In his final chapters, the author wonders whether the age of the dandy is drawing to a close. Modern dandyism, increasingly commodified, risks becoming pure pose — an aesthetic emptied of social force. What was once transgressive — a poor man in a velvet suit, a colonial subject out-dressing his ruler — is now Instagram fodder. It doesn’t matter whether you’re a wannabe-Rhodesian or a Stoke Newington hipster: your pith helmet is tiresome, and that handlebar moustache makes you look like a candidate for the sex offenders register.

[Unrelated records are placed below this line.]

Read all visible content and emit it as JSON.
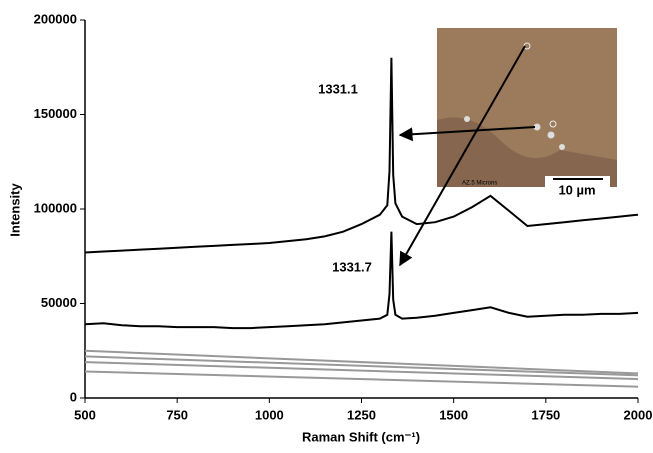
{
  "chart_data": {
    "type": "line",
    "y_label": "Intensity",
    "x_label": "Raman Shift (cm⁻¹)",
    "annotations": [
      "1331.1",
      "1331.7",
      "10 µm",
      "AZ.5 Microns"
    ],
    "x": [
      500,
      550,
      600,
      650,
      700,
      750,
      800,
      850,
      900,
      950,
      1000,
      1050,
      1100,
      1150,
      1200,
      1250,
      1300,
      1320,
      1326,
      1331,
      1336,
      1342,
      1360,
      1400,
      1450,
      1500,
      1550,
      1600,
      1650,
      1700,
      1750,
      1800,
      1850,
      1900,
      1950,
      2000
    ],
    "series": [
      {
        "color": "#000000",
        "values": [
          77000,
          77500,
          78000,
          78500,
          79000,
          79500,
          80000,
          80500,
          81000,
          81500,
          82000,
          83000,
          84000,
          85500,
          88000,
          92000,
          97000,
          102000,
          120000,
          180000,
          118000,
          103000,
          96000,
          92000,
          93000,
          96000,
          101000,
          107000,
          99000,
          91000,
          92000,
          93000,
          94000,
          95000,
          96000,
          97000
        ]
      },
      {
        "color": "#000000",
        "values": [
          39000,
          39500,
          38500,
          38000,
          38000,
          37500,
          37500,
          37500,
          37000,
          37000,
          37500,
          38000,
          38500,
          39000,
          40000,
          41000,
          42000,
          44000,
          55000,
          88000,
          52000,
          44000,
          42000,
          42500,
          43500,
          45000,
          46500,
          48000,
          45000,
          43000,
          43500,
          44000,
          44000,
          44500,
          44500,
          45000
        ]
      },
      {
        "color": "#999999",
        "x": [
          500,
          2000
        ],
        "values": [
          25000,
          13000
        ]
      },
      {
        "color": "#999999",
        "x": [
          500,
          2000
        ],
        "values": [
          22000,
          12000
        ]
      },
      {
        "color": "#999999",
        "x": [
          500,
          2000
        ],
        "values": [
          19000,
          10000
        ]
      },
      {
        "color": "#999999",
        "x": [
          500,
          2000
        ],
        "values": [
          14000,
          6000
        ]
      }
    ],
    "xlim": [
      500,
      2000
    ],
    "xticks": [
      500,
      750,
      1000,
      1250,
      1500,
      1750,
      2000
    ],
    "ylim": [
      0,
      200000
    ],
    "yticks": [
      0,
      50000,
      100000,
      150000,
      200000
    ]
  }
}
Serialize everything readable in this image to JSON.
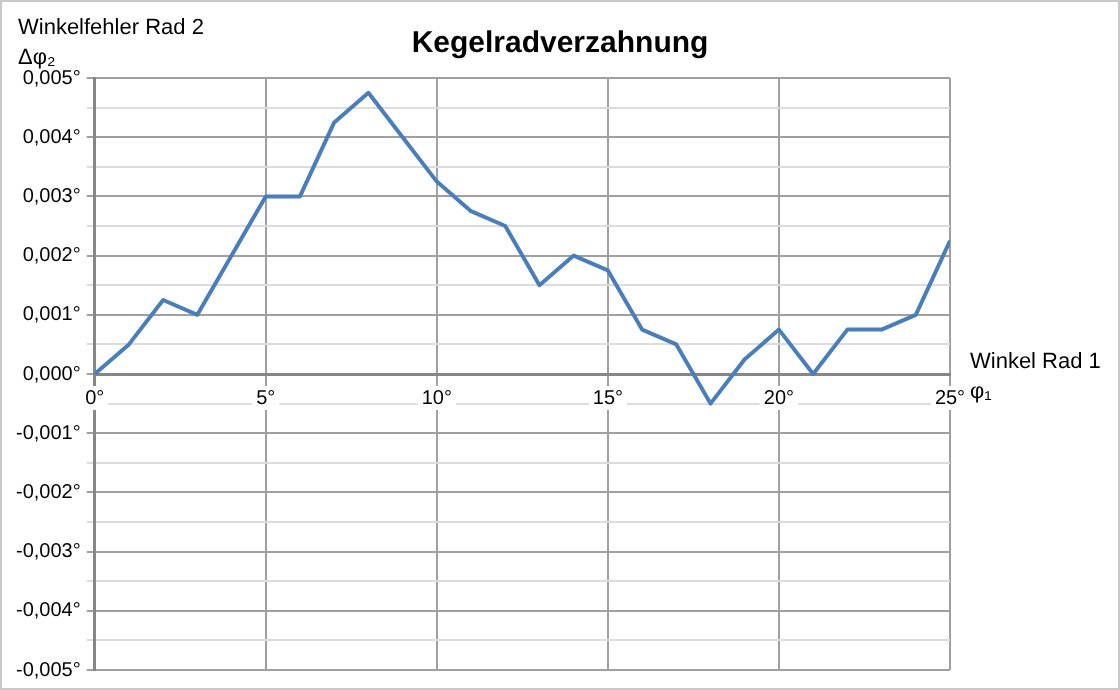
{
  "chart_data": {
    "type": "line",
    "title": "Kegelradverzahnung",
    "xlabel": "Winkel Rad 1 φ₁",
    "ylabel": "Winkelfehler Rad 2 Δφ₂",
    "x": [
      0,
      1,
      2,
      3,
      4,
      5,
      6,
      7,
      8,
      9,
      10,
      11,
      12,
      13,
      14,
      15,
      16,
      17,
      18,
      19,
      20,
      21,
      22,
      23,
      24,
      25
    ],
    "series": [
      {
        "color": "#4a7ebb",
        "values": [
          0,
          0.0005,
          0.00125,
          0.001,
          0.002,
          0.003,
          0.003,
          0.00425,
          0.00475,
          0.004,
          0.00325,
          0.00275,
          0.0025,
          0.0015,
          0.002,
          0.00175,
          0.00075,
          0.0005,
          -0.0005,
          0.00025,
          0.00075,
          0,
          0.00075,
          0.00075,
          0.001,
          0.00225
        ]
      }
    ],
    "xlim": [
      0,
      25
    ],
    "xticks": [
      {
        "value": 0,
        "label": "0°"
      },
      {
        "value": 5,
        "label": "5°"
      },
      {
        "value": 10,
        "label": "10°"
      },
      {
        "value": 15,
        "label": "15°"
      },
      {
        "value": 20,
        "label": "20°"
      },
      {
        "value": 25,
        "label": "25°"
      }
    ],
    "ylim": [
      -0.005,
      0.005
    ],
    "yticks": [
      {
        "value": -0.005,
        "label": "-0,005°"
      },
      {
        "value": -0.0045,
        "label": null
      },
      {
        "value": -0.004,
        "label": "-0,004°"
      },
      {
        "value": -0.0035,
        "label": null
      },
      {
        "value": -0.003,
        "label": "-0,003°"
      },
      {
        "value": -0.0025,
        "label": null
      },
      {
        "value": -0.002,
        "label": "-0,002°"
      },
      {
        "value": -0.0015,
        "label": null
      },
      {
        "value": -0.001,
        "label": "-0,001°"
      },
      {
        "value": -0.0005,
        "label": null
      },
      {
        "value": 0,
        "label": "0,000°"
      },
      {
        "value": 0.0005,
        "label": null
      },
      {
        "value": 0.001,
        "label": "0,001°"
      },
      {
        "value": 0.0015,
        "label": null
      },
      {
        "value": 0.002,
        "label": "0,002°"
      },
      {
        "value": 0.0025,
        "label": null
      },
      {
        "value": 0.003,
        "label": "0,003°"
      },
      {
        "value": 0.0035,
        "label": null
      },
      {
        "value": 0.004,
        "label": "0,004°"
      },
      {
        "value": 0.0045,
        "label": null
      },
      {
        "value": 0.005,
        "label": "0,005°"
      }
    ],
    "grid": true,
    "marker": "none",
    "line_style": "solid"
  }
}
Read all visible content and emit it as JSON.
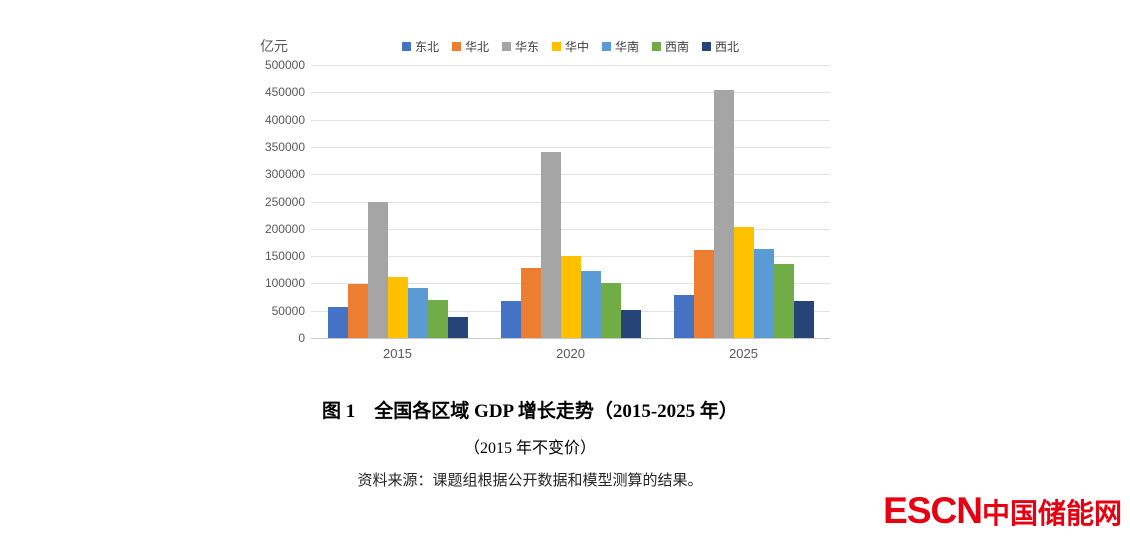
{
  "chart_data": {
    "type": "bar",
    "title": "全国各区域GDP增长走势（2015-2025年）",
    "unit_label": "亿元",
    "categories": [
      "2015",
      "2020",
      "2025"
    ],
    "series": [
      {
        "name": "东北",
        "color": "#4472C4",
        "values": [
          56000,
          67000,
          79000
        ]
      },
      {
        "name": "华北",
        "color": "#ED7D31",
        "values": [
          99000,
          128000,
          162000
        ]
      },
      {
        "name": "华东",
        "color": "#A5A5A5",
        "values": [
          249000,
          340000,
          455000
        ]
      },
      {
        "name": "华中",
        "color": "#FFC000",
        "values": [
          111000,
          151000,
          203000
        ]
      },
      {
        "name": "华南",
        "color": "#5B9BD5",
        "values": [
          92000,
          123000,
          163000
        ]
      },
      {
        "name": "西南",
        "color": "#70AD47",
        "values": [
          70000,
          100000,
          135000
        ]
      },
      {
        "name": "西北",
        "color": "#264478",
        "values": [
          39000,
          52000,
          67000
        ]
      }
    ],
    "y_axis": {
      "min": 0,
      "max": 500000,
      "step": 50000
    },
    "xlabel": "",
    "ylabel": "亿元",
    "grid": true,
    "legend_position": "top"
  },
  "caption": {
    "title": "图 1　全国各区域 GDP 增长走势（2015-2025 年）",
    "subtitle": "（2015 年不变价）",
    "source": "资料来源：课题组根据公开数据和模型测算的结果。"
  },
  "logo": {
    "latin": "ESCN",
    "cjk": "中国储能网",
    "color": "#E60012"
  }
}
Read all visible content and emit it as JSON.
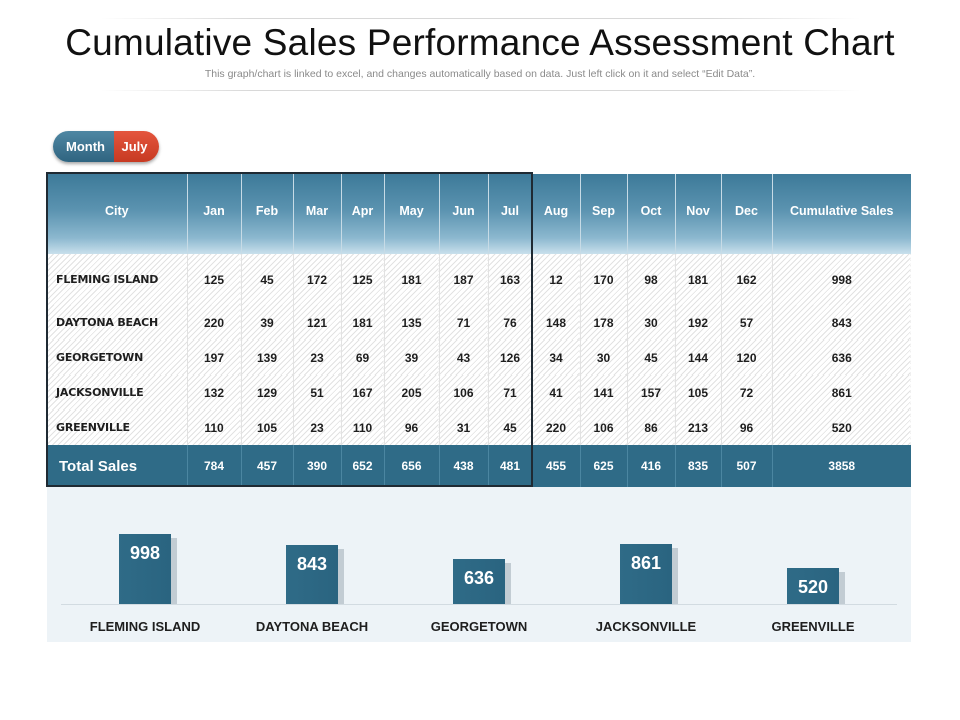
{
  "header": {
    "title": "Cumulative Sales Performance Assessment Chart",
    "subtitle": "This graph/chart is linked to excel, and changes automatically based on data. Just left click on it and select “Edit Data”."
  },
  "selector": {
    "label": "Month",
    "value": "July"
  },
  "colors": {
    "header_blue": "#3d7a99",
    "bar_blue": "#2f6b87",
    "pill_red": "#d5432b",
    "panel_bg": "#edf3f7"
  },
  "table": {
    "columns": [
      "City",
      "Jan",
      "Feb",
      "Mar",
      "Apr",
      "May",
      "Jun",
      "Jul",
      "Aug",
      "Sep",
      "Oct",
      "Nov",
      "Dec",
      "Cumulative Sales"
    ],
    "rows": [
      [
        "FLEMING ISLAND",
        "125",
        "45",
        "172",
        "125",
        "181",
        "187",
        "163",
        "12",
        "170",
        "98",
        "181",
        "162",
        "998"
      ],
      [
        "DAYTONA BEACH",
        "220",
        "39",
        "121",
        "181",
        "135",
        "71",
        "76",
        "148",
        "178",
        "30",
        "192",
        "57",
        "843"
      ],
      [
        "GEORGETOWN",
        "197",
        "139",
        "23",
        "69",
        "39",
        "43",
        "126",
        "34",
        "30",
        "45",
        "144",
        "120",
        "636"
      ],
      [
        "JACKSONVILLE",
        "132",
        "129",
        "51",
        "167",
        "205",
        "106",
        "71",
        "41",
        "141",
        "157",
        "105",
        "72",
        "861"
      ],
      [
        "GREENVILLE",
        "110",
        "105",
        "23",
        "110",
        "96",
        "31",
        "45",
        "220",
        "106",
        "86",
        "213",
        "96",
        "520"
      ]
    ],
    "totals": [
      "Total Sales",
      "784",
      "457",
      "390",
      "652",
      "656",
      "438",
      "481",
      "455",
      "625",
      "416",
      "835",
      "507",
      "3858"
    ]
  },
  "chart_data": {
    "type": "bar",
    "categories": [
      "FLEMING ISLAND",
      "DAYTONA BEACH",
      "GEORGETOWN",
      "JACKSONVILLE",
      "GREENVILLE"
    ],
    "values": [
      998,
      843,
      636,
      861,
      520
    ],
    "title": "",
    "xlabel": "",
    "ylabel": "",
    "ylim": [
      0,
      1000
    ],
    "grid": false
  }
}
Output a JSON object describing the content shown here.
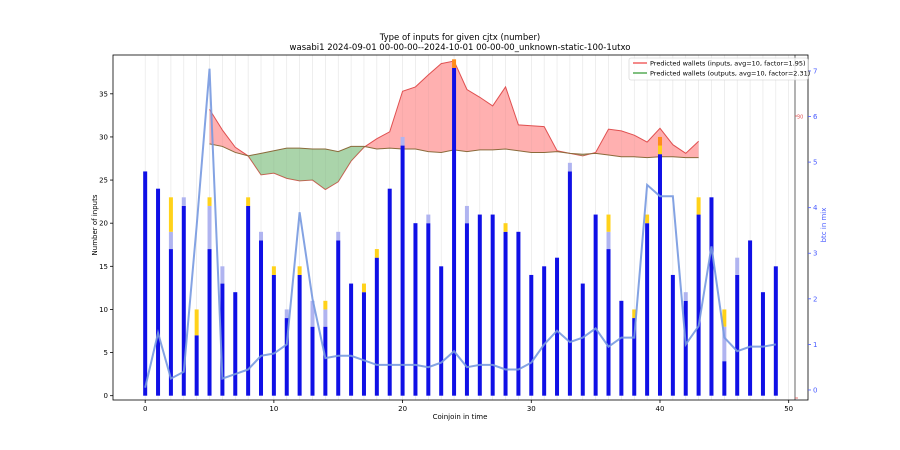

Still, for all his faults, the dandy does perform a useful — if annoying — cultural function. When he enters the public square, he drags the social imagination away from drab uniformity. He reminds us that dress need not be merely functional; that elegance, properly wielded, is a form of civilised resistance to mundanity. Dandyism may be exhausting but so is a world in which everyone dresses like a mid-level management consultant.

Perhaps, then, the dandy is like a peacock in an English garden: out of place, slightly ridiculous but somehow agreeable — a reminder that life is not merely to be lived but to be adorned with stylistic grace.